Dys post=18.73799.811984 said:
I would call foul when video games are compared to TV, because video games are
1.) Heavily censored, with no possible adult rating (I'm australian)
2.) Thought provoking, even the most basic of fighters requires you to plan out and think about your next move, learn combos etc
3.) because video games are user controlled and take a lot more effort to play (compared to watching tv) and always involved fictional characters it remains a lot more detached than tv, Reality videogames wouldn't work. Video games, while they are able to have a villanous protagonist, still fail to have the influence of tv.
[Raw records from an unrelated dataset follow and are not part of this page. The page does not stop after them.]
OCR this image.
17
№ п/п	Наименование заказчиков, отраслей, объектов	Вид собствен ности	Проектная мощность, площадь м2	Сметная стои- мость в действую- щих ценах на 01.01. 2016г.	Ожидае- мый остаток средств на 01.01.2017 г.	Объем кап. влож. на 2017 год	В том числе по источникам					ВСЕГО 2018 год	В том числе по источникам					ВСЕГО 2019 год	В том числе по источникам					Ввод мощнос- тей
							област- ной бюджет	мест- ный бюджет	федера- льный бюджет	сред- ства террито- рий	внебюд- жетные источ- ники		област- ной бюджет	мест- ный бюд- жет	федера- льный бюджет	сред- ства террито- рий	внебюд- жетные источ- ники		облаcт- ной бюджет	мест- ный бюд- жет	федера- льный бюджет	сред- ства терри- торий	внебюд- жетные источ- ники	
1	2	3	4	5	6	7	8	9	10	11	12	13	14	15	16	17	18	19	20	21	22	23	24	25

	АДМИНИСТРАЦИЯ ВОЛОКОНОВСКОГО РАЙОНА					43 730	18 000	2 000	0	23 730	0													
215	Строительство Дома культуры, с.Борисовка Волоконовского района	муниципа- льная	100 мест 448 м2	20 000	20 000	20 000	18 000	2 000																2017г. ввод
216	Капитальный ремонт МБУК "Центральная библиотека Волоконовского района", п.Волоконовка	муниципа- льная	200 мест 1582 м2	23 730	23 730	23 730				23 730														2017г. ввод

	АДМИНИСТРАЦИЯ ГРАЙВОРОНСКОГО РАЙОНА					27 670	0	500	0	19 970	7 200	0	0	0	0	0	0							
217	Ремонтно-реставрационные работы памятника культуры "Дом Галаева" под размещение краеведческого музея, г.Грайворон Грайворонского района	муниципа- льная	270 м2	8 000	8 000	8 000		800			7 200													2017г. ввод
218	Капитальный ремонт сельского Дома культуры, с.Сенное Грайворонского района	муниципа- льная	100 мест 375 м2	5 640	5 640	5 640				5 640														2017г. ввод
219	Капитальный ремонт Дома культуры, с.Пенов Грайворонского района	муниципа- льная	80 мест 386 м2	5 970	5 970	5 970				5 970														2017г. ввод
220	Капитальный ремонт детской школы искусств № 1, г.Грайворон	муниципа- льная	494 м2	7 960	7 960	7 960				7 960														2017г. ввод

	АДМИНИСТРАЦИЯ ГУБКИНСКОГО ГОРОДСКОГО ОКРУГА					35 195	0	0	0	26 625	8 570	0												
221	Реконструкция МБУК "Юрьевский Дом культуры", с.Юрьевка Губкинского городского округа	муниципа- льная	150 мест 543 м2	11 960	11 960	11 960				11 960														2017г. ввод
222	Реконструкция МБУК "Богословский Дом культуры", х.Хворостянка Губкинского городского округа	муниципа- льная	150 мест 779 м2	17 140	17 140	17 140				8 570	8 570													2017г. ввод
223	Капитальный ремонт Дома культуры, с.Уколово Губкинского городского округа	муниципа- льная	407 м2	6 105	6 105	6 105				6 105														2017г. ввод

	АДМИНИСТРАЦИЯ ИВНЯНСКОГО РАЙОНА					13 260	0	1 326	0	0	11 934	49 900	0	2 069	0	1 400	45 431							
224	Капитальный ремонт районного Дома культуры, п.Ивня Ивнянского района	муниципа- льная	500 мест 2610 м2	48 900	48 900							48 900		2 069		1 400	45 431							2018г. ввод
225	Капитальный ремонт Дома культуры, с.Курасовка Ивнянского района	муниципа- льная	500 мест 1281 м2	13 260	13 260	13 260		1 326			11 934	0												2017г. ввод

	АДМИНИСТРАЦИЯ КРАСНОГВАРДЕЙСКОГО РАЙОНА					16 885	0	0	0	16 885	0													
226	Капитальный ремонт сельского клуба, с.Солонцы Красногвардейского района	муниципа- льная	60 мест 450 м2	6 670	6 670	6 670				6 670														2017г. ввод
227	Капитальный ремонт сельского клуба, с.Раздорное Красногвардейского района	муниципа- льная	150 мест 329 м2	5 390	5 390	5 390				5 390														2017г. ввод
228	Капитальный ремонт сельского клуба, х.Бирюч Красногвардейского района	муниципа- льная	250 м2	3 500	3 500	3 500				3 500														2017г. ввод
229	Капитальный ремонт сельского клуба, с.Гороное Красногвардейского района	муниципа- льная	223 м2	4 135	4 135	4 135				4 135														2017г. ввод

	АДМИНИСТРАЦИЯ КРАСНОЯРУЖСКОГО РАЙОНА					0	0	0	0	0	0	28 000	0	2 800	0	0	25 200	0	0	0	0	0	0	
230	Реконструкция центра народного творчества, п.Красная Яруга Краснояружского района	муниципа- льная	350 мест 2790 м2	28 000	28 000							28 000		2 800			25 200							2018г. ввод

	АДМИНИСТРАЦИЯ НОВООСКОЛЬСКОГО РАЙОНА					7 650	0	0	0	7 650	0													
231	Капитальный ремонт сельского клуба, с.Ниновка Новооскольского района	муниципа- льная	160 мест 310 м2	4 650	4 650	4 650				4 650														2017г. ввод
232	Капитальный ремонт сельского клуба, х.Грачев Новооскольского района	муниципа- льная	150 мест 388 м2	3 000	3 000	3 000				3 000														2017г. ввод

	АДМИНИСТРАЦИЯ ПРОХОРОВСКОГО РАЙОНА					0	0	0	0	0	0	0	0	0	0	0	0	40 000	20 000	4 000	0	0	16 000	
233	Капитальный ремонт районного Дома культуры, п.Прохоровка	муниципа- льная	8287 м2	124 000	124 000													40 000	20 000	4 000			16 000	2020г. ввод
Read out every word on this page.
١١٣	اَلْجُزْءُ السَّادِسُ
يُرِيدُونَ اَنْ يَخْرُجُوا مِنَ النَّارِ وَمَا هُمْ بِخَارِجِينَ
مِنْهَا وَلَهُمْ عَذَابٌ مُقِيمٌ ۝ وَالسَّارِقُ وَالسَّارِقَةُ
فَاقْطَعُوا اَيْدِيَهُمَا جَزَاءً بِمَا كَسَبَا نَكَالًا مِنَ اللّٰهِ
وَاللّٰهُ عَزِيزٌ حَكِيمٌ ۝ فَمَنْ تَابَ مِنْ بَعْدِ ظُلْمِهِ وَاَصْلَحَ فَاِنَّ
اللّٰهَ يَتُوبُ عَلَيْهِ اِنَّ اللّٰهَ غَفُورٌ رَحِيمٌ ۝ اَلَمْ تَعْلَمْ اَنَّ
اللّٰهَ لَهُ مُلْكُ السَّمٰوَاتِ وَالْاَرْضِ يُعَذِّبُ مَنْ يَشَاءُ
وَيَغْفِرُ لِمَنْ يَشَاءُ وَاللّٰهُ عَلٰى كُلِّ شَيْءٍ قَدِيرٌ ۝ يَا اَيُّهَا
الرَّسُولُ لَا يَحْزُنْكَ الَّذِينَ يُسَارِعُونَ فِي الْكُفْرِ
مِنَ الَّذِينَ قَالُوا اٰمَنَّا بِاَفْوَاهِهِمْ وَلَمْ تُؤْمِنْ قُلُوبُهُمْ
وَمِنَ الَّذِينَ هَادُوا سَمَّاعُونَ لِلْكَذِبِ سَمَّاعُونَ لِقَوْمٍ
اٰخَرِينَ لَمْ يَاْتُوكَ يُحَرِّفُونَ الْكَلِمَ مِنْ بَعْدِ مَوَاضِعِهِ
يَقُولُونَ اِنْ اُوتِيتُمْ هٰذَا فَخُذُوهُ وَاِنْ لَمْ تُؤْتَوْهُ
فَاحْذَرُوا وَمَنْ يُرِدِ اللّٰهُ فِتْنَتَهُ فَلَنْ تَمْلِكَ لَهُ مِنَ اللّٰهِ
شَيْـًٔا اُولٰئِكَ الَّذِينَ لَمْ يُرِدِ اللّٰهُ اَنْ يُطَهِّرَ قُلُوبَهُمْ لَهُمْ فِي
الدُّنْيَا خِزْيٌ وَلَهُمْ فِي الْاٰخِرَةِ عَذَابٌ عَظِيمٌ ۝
More people emulate Paris Hilton than Nikko Belic, and its no coincidence, the very nature of niko makes him hard to impersonate, children are not encouraged to play his games (in fact young girls have little interest, so 50% are disenterested straight off generally), compared to the B list celebrities and reality heroes who are celebrated among kids.
Just all round is an unfair comparison imo.
I'm not an anti-game sort of person, but I really have to take issue with this.
1. Many video games are oriented around near-constant violence; the formula of most games is that you enter an area, kill everyone there, maybe watch a cutscene, and move on to the next area. Additionally, the violence in video games is much bloodier and more visceral while simultaneously less emphasized, emotional, and negative than it is on television.
2. While it could be argued in that fashion that video games are "thought provoking," you really can't argue that the majority of video games promote deep cultural or social thought.
3. Because the user controls at least one character on the screen, there is great encouragement for the player to identify with that character. In that way, any antisocial or unpalatable messages encouraged by the game are encouraged more than they are on television.
Obviously, playing video games isn't going to turn the average person into a killer, but gamers seem very willing to bury their heads in the sand and completely ignore the possibility that video games have any adverse psychological or social effects, and that seems like a very dangerous and ill-advised orientation to me. Like it or not, video games and television are comparable in many ways in psychological terms.